The weeks that followed his father's death were a nightmare for the young Emperor. Together with the numbing shock of the loss came awareness of the new and enormous responsibilities which he was ill-equipped to face. The day-to-day business of government, including audiences with ministers and receptions for other officials, bore down upon him. The endless series of religious services following the death of an Orthodox monarch took up much of his time. Still worse were the many receptions for Russian and foreign delegations who arrived for Alexander's funeral and to pay their respects to the new monarch. Frequently Nicholas had to make speeches at these receptions, something to which he was little accustomed and which caused him great strain. Worst of all in a way were the innumerable members of foreign royal families who descended on Petersburg for the funeral and who had to be met at railway stations, accommodated in the imperial palaces and treated with due deference and attention. On 18 December, the eve of the funeral, Nicholas received so many delegations that 'my head was dizzy'. Two days later, after greeting and dining with two hundred guests, 'I almost howled'. On 26 November court mourning was lifted for a day and Nicholas and Alix were married. Two days later the Tsar was so busy that he only saw his wife for one hour. Not surprisingly, the strain told on him. Alix (who was her husband's aunt by marriage) wrote in Nicholas's diary, 'it's not good to grind your teeth at night, your aunt can't sleep' .

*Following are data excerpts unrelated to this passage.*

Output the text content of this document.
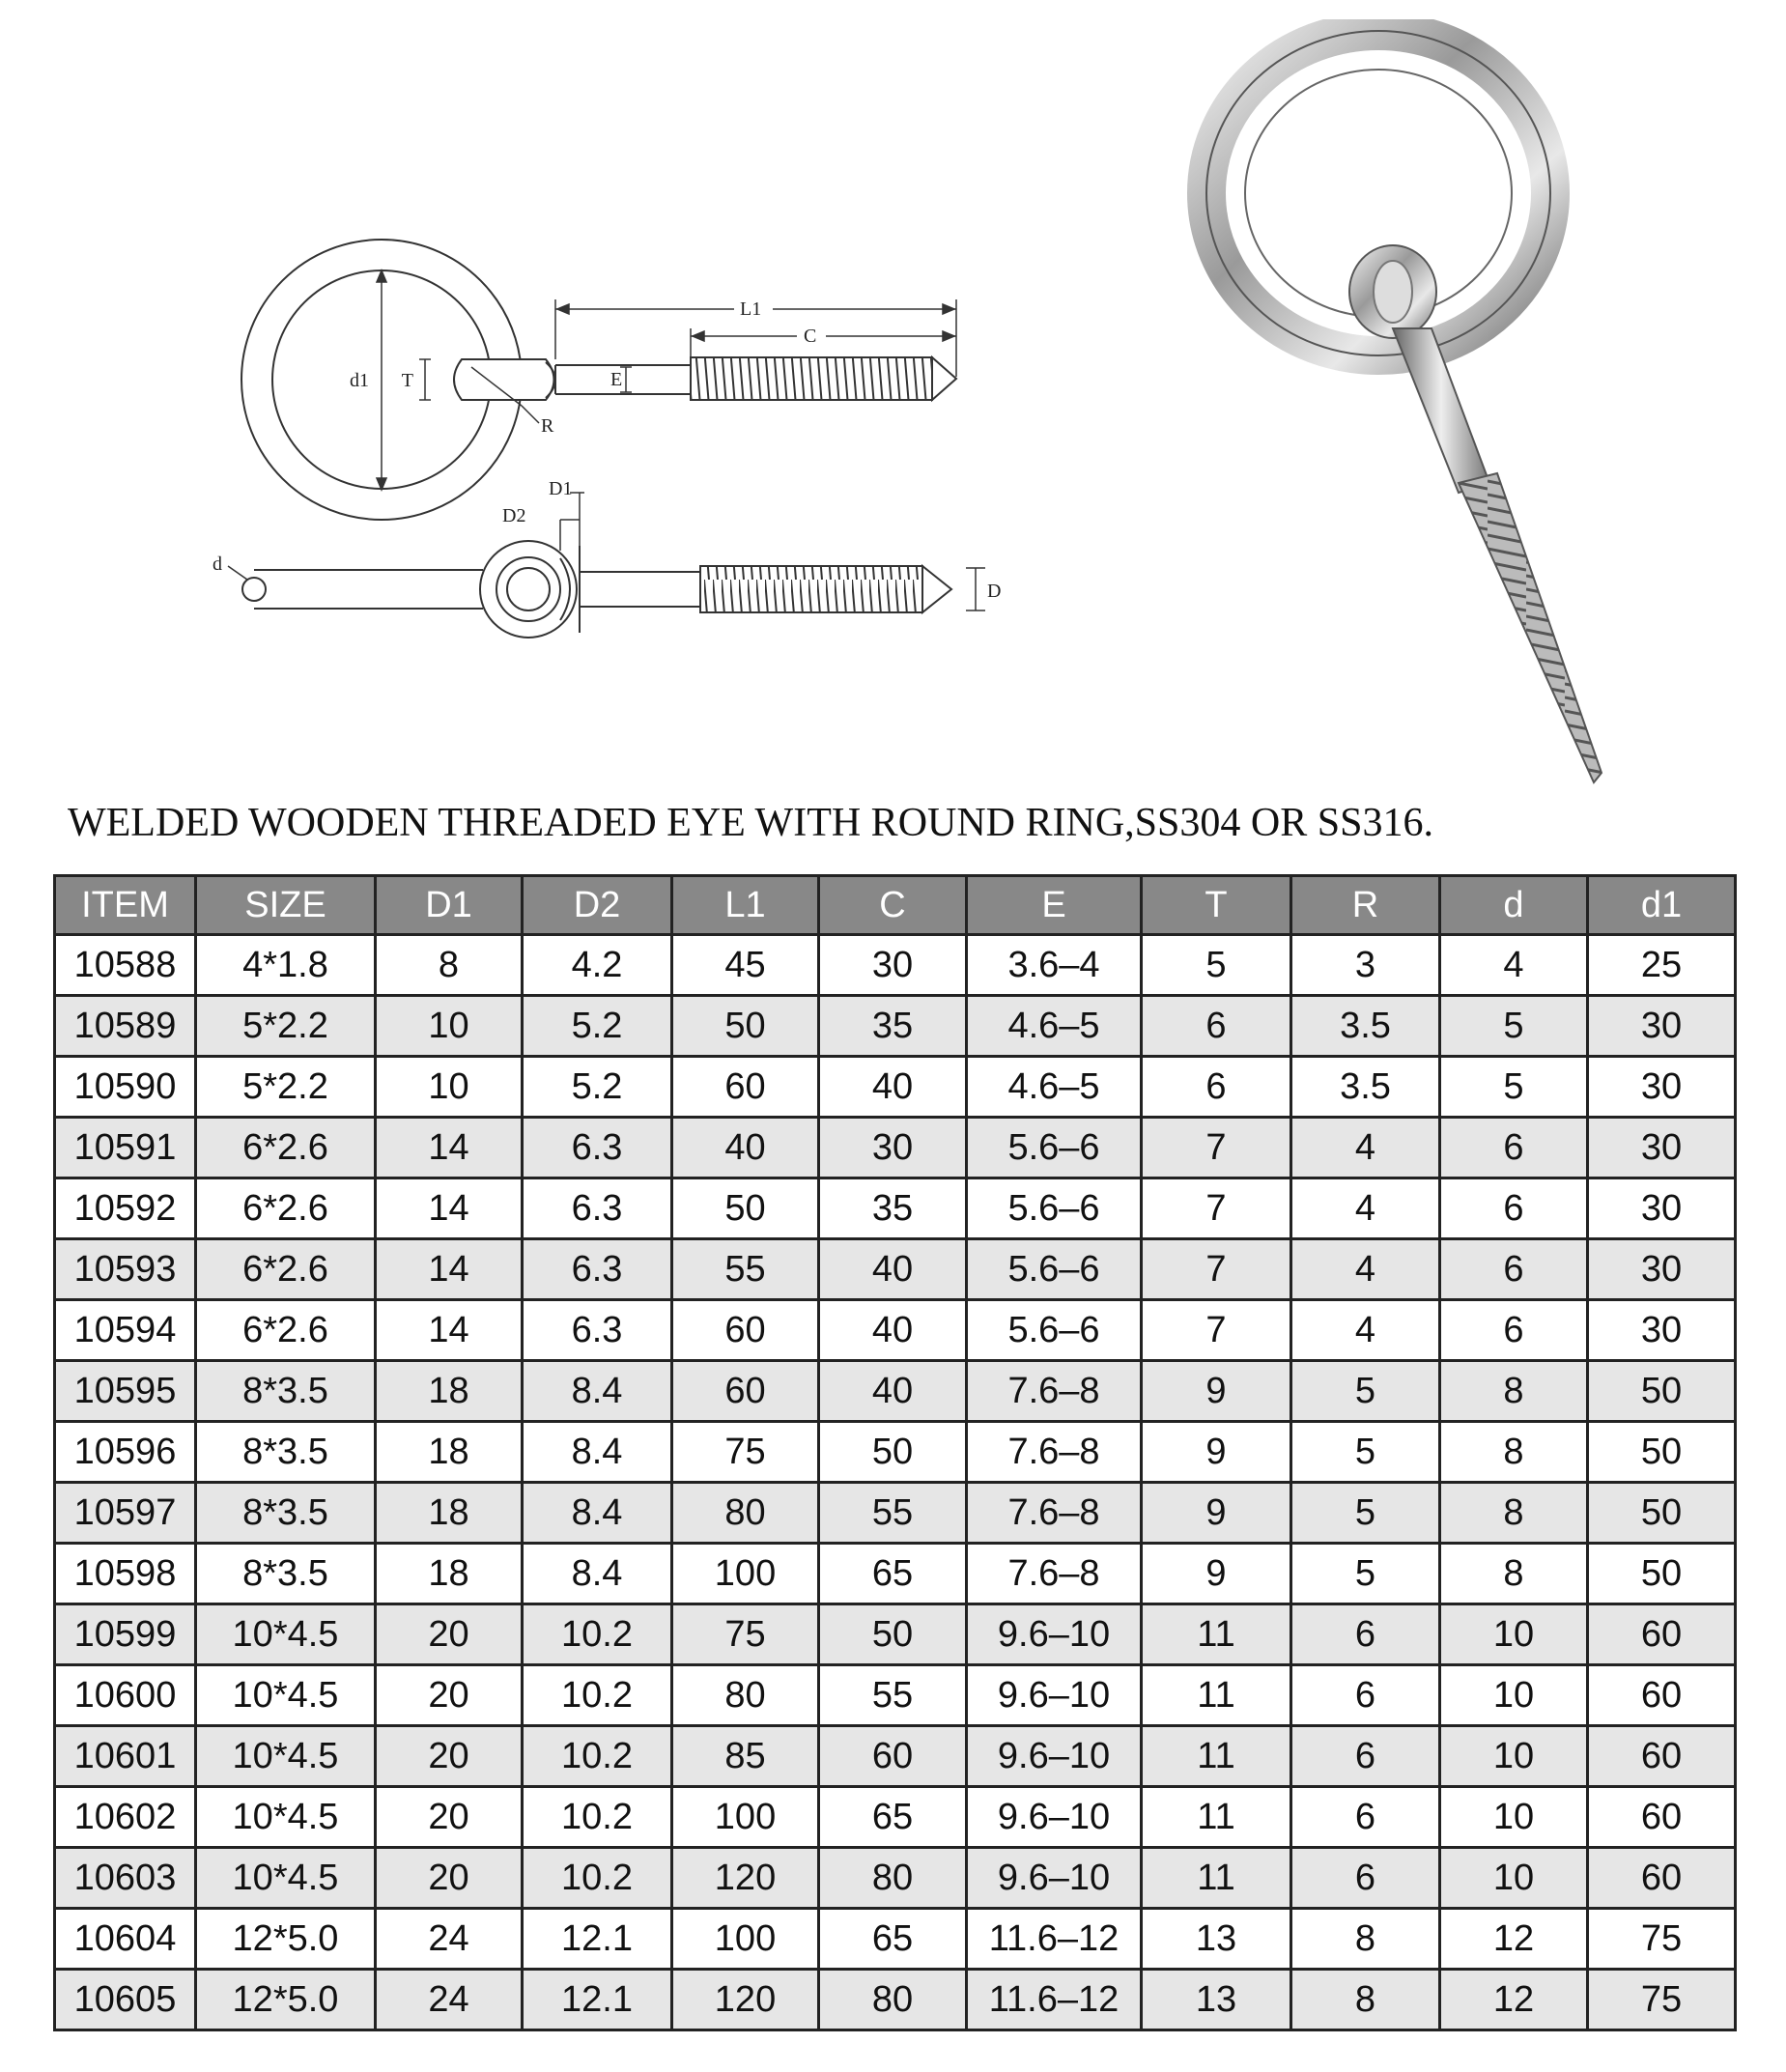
d1 T
R
E
L1
C
d
D
D1
D2
WELDED WOODEN THREADED EYE WITH ROUND RING,SS304 OR SS316.
ITEM	SIZE	D1	D2	L1	C	E	T	R	d	d1
10588	4*1.8	8	4.2	45	30	3.6–4	5	3	4	25
10589	5*2.2	10	5.2	50	35	4.6–5	6	3.5	5	30
10590	5*2.2	10	5.2	60	40	4.6–5	6	3.5	5	30
10591	6*2.6	14	6.3	40	30	5.6–6	7	4	6	30
10592	6*2.6	14	6.3	50	35	5.6–6	7	4	6	30
10593	6*2.6	14	6.3	55	40	5.6–6	7	4	6	30
10594	6*2.6	14	6.3	60	40	5.6–6	7	4	6	30
10595	8*3.5	18	8.4	60	40	7.6–8	9	5	8	50
10596	8*3.5	18	8.4	75	50	7.6–8	9	5	8	50
10597	8*3.5	18	8.4	80	55	7.6–8	9	5	8	50
10598	8*3.5	18	8.4	100	65	7.6–8	9	5	8	50
10599	10*4.5	20	10.2	75	50	9.6–10	11	6	10	60
10600	10*4.5	20	10.2	80	55	9.6–10	11	6	10	60
10601	10*4.5	20	10.2	85	60	9.6–10	11	6	10	60
10602	10*4.5	20	10.2	100	65	9.6–10	11	6	10	60
10603	10*4.5	20	10.2	120	80	9.6–10	11	6	10	60
10604	12*5.0	24	12.1	100	65	11.6–12	13	8	12	75
10605	12*5.0	24	12.1	120	80	11.6–12	13	8	12	75
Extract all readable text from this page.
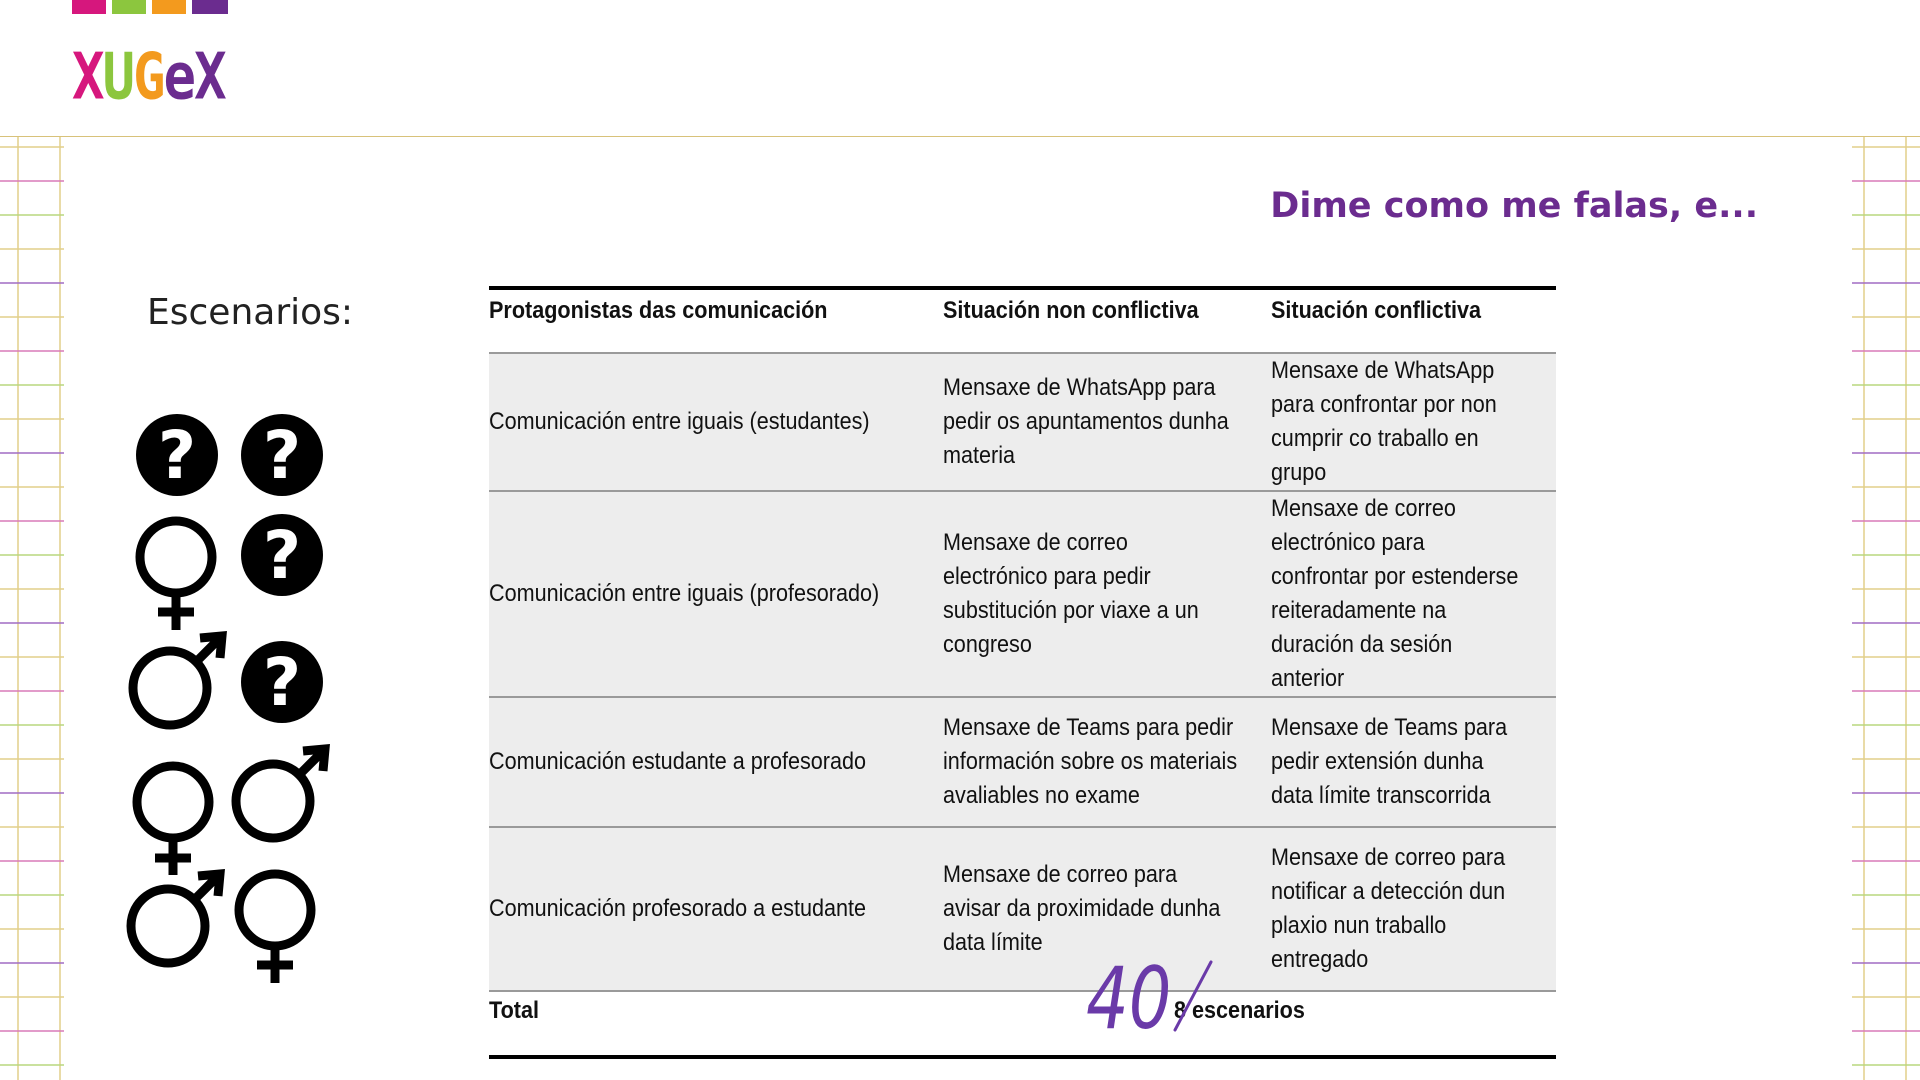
XUGeX
Dime como me falas, e...
Escenarios:
? ?
?
?
Protagonistas das comunicación	Situación non conflictiva	Situación conflictiva

Comunicación entre iguais (estudantes)	Mensaxe de WhatsApp para pedir os apuntamentos dunha materia	Mensaxe de WhatsApp para confrontar por non cumprir co traballo en grupo

Comunicación entre iguais (profesorado)	Mensaxe de correo electrónico para pedir substitución por viaxe a un congreso	Mensaxe de correo electrónico para confrontar por estenderse reiteradamente na duración da sesión anterior

Comunicación estudante a profesorado	Mensaxe de Teams para pedir información sobre os materiais avaliables no exame	Mensaxe de Teams para pedir extensión dunha data límite transcorrida

Comunicación profesorado a estudante	Mensaxe de correo para avisar da proximidade dunha data límite	Mensaxe de correo para notificar a detección dun plaxio nun traballo entregado

Total		8 escenarios
40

The new monarch appeared rather lost in his role. On 13 November Lambsdorff commented that 'the young emperor, evidently, was shy about taking his proper place; he is lost in the mass of foreign royalties and grand dukes who surround him'. On 27 January 1895 Lambsdorff again noted that 'His Majesty still lacks the external appearance and manner of an emperor.' In February 1896 he described an incident at a ball where Nicholas waited his turn to ask Princess Yusupov to dance because others stood in the queue before him. Lambsdorff remarked that 'His Majesty goes too far in his modesty.' Not all members of high society were as kindly in their comments. Comparing the appearance of Nicholas II at his coronation with that of his father thirteen years before, Princess Radzivill remarked that, 'there, where a mighty monarch had presented himself to the cheers and acclamations of his subjects, one saw a frail, small, almost insignificant youth, whose Imperial crown seemed to crush him to the ground, and whose helplessness gave an appearance of unreality to the whole scene'. The Minister of War, General Vannovsky, complained that Nicholas 'takes counsel from everyone: with grandparents, aunts, mummy and anyone else; he is young and accedes to the view of the last person to whom he talks'

Petersburg high society was constitutionally incapable of keeping its mouth shut. The Emperor and Empress were surrounded by people only too happy to score off a rival by repeating an incautious or critical remark. It took no time for Petersburg's opinion about the monarch's lack of will or stature to reach the ears of the imperial couple. The main problem was that both Nicholas and Alix were themselves only too well aware of the Tsar's lack of experience and self-confidence. From her very first days in Russia Alix had tried to boost her husband's determination to assert himself. Together with reminders of her and God's love came the call to show who was in charge. As Alexander III lay dying, Alix advised her fiance not to be pushed aside. 'Be firm and make the doctors. . . come alone to you and tell you how they find him, and exactly what they wish him to do, so that you are the first always to know. . . Don't let others be put first and you left out. You are [your] father's dear son and must be told all and be asked about everything. Show your own mind and don't let others forget who you are. Forgive me lovey. '

At the same time as she was attempting to support her husband in his unaccustomed role as Russia's autocrat, Alix was also having to adapt herself to the enormous changes that had taken place in her own life. It helped her greatly that her marriage was, and always remained, very happy. For any young woman, however, the first months of married life can be difficult and few would relish a wedding which occurred one week after their father-in-Iaw's funeral. In Petersburg Alix knew no one. Even her sister Elizabeth, whose husband was Governor-General of Moscow, was seldom in the imperial capital. Nicholas himself was overwhelmed with work and saw little of his wife in the daytime. In the family circle Alix could speak her native English. But outside it, in Petersburg society, Russian or French was necessary. The young Empress had only just begun to learn the former. She was never very happy speaking the latter, which tended to desert her in moments of stress. In the first months of her marriage such moments were plentiful, for as Empress she was forced to be on perpetual show.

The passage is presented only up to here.